Sahrmann, Shirley

Dr. Shirley Sahrmann

Dr. Sahrmann is a retired Physical Therapist and Professor emeritis of Physical Therapy, Cell Biology and Physiology, and also of Neurology at Washington University in St. Louis School of Medicine. She received her Bachelors degree in Physical therapy and her Masters and PhD in Neurobiology from Washington University in St. Louis. Shirley is the author of Diagnosis and Treatment of Movement Impairment Syndromes, which is a gSahrmannreat resource for clinicians. Shirley has also received many awards and honors during her career. She was named the Catherine Worthingham Fellow of the American Physical Therapy Association and received the Association’s John H.P. Maley Lecture and Mary McMillan Award, the highest honor of the association, Marion Williams Research Award, the Lucy Blair Service Award, the Kendall Practice award, and the Bowling-Erhard Orthopedic Clinical Practice Award from the Orthopaedic Section of the APTA. Dr. Sahrmann has also been honored with the Washington University’s Distinguished Faculty Award, the School of Medicine’s Excellence in Clinical Practice Award, as well as an honorary doctorate degree from the University of Indianapolis.
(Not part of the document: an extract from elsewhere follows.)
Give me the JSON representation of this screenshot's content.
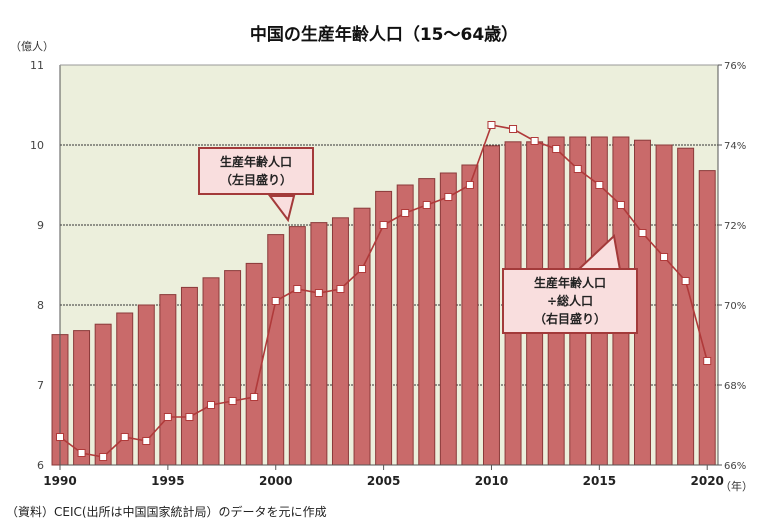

Dr. Sahrmann’s research interests are in development and validation of classification schemes for movement impairment syndromes as well as in exercise based interventions for these syndromes. Her books, Diagnosis and Treatment of Movement Impairment Syndromes and Movement System Impairment Syndromes of the Cervical and Thoracic Spines and the Extremities, describe the syndromes and methods of treatment. She maintained an active clinical practice specializing in patients with musculoskeletal pain syndromes until her retirement in July 2012. Shirley has served on the APTA Board of Directors and as president of the Missouri Chapter. In addition to her numerous national and international presentations, Dr. Sahrmann has been a keynote speaker at the World Confederation of Physical Therapy, and at the Canadian, Australian, New Zealand and Danish national congresses.
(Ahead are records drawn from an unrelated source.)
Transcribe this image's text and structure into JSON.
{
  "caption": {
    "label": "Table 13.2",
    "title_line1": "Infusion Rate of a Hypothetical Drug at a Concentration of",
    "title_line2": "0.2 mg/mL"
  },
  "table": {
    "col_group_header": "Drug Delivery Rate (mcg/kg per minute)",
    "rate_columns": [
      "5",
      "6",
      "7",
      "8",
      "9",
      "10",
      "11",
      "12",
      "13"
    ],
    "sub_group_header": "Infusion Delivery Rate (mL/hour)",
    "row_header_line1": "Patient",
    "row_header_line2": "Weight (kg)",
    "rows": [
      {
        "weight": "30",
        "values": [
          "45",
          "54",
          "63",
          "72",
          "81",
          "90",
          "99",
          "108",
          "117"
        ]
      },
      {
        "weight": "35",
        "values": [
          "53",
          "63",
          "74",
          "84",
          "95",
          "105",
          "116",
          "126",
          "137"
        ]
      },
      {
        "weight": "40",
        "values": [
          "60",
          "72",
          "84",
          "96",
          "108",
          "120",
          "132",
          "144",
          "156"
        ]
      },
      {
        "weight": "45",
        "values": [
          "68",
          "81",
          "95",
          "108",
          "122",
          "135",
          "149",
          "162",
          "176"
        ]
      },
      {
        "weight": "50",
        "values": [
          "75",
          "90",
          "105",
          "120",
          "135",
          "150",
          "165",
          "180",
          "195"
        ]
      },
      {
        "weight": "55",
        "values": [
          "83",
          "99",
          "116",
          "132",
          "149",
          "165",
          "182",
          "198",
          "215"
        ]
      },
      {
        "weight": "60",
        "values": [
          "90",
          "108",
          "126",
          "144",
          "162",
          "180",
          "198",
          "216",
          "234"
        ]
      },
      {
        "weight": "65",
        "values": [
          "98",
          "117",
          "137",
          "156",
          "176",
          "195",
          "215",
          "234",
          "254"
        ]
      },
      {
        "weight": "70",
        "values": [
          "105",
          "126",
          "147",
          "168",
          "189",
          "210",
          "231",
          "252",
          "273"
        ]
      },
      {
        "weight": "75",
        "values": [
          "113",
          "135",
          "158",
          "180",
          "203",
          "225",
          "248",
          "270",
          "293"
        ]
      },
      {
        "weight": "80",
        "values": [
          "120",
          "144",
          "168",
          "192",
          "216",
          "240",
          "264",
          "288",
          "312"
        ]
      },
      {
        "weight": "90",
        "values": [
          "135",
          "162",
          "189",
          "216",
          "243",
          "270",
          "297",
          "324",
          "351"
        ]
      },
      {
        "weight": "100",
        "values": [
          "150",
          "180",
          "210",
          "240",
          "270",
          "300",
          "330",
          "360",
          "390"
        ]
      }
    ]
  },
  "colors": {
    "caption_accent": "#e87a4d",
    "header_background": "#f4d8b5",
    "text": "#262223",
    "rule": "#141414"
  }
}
Here’s why I have integrated Dr. Sahrmann’s MSB scheme into my practice:

Most Physicians have been taught assessment skills using the pathokinesiologic model.  With this model, the pathologic diagnosis is frequently not even associated with the actual diagnosed movement impairment.  Dr. Sahrmann is the first to categorize pain disorders logically into movement impairment categories.  Her muscle system balance (MSB) scheme can be utilized by the therapist to organize basic information into assessment categories that identify the factors that are contributing to the syndrome.  The name of the syndrome identifies the primary dysfunction, or the movement impairment, and directs treatment.  Clinicians must be confident they have the necessary information to treat the specific impairment rather than an ambiguous diagnostic label.  “This will undoubtedly create the opportunity for significant improvement, in terms of outcomes.” (Robert Stalker, MD, Dalhouse University Health Service, Halifax, Nova Scotia Canada).
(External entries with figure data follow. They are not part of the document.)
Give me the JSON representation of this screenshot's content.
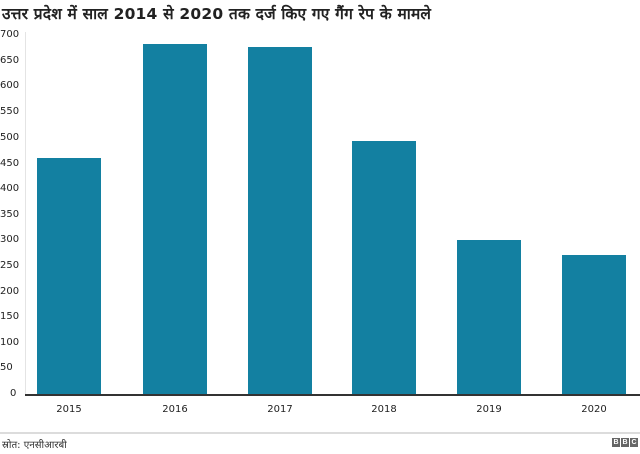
{
  "header": {
    "title": "उत्तर प्रदेश में साल 2014 से 2020 तक दर्ज किए गए गैंग रेप के मामले"
  },
  "footer": {
    "source": "स्रोत: एनसीआरबी",
    "logo_letters": [
      "B",
      "B",
      "C"
    ]
  },
  "colors": {
    "bar": "#1380a1",
    "baseline": "#333333",
    "axis": "#e4e4e4"
  },
  "chart_data": {
    "type": "bar",
    "title": "उत्तर प्रदेश में साल 2014 से 2020 तक दर्ज किए गए गैंग रेप के मामले",
    "xlabel": "",
    "ylabel": "",
    "categories": [
      "2015",
      "2016",
      "2017",
      "2018",
      "2019",
      "2020"
    ],
    "values": [
      460,
      683,
      677,
      494,
      302,
      272
    ],
    "ylim": [
      0,
      700
    ],
    "yticks": [
      "700",
      "650",
      "600",
      "550",
      "500",
      "450",
      "400",
      "350",
      "300",
      "250",
      "200",
      "150",
      "100",
      "50",
      "0"
    ],
    "grid": false,
    "legend": null,
    "source": "स्रोत: एनसीआरबी"
  }
}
Neither outcome effectiveness nor cost containment will permit the physical therapist to continue to use a trial-and-error approach to patient care.  Three main factors are the key to the future growth of the physical therapy profession:

1. Embracing and developing these assessment categories that direct treatment.

2. Understanding and managing movement and movement-related dysfunctions and articulating the associated pathophysiology.           

3. Meeting the demands for evidence-based practice by conducting clinical trials based on assessment categories that direct PT treatment and knowledge of the underlying clinical science.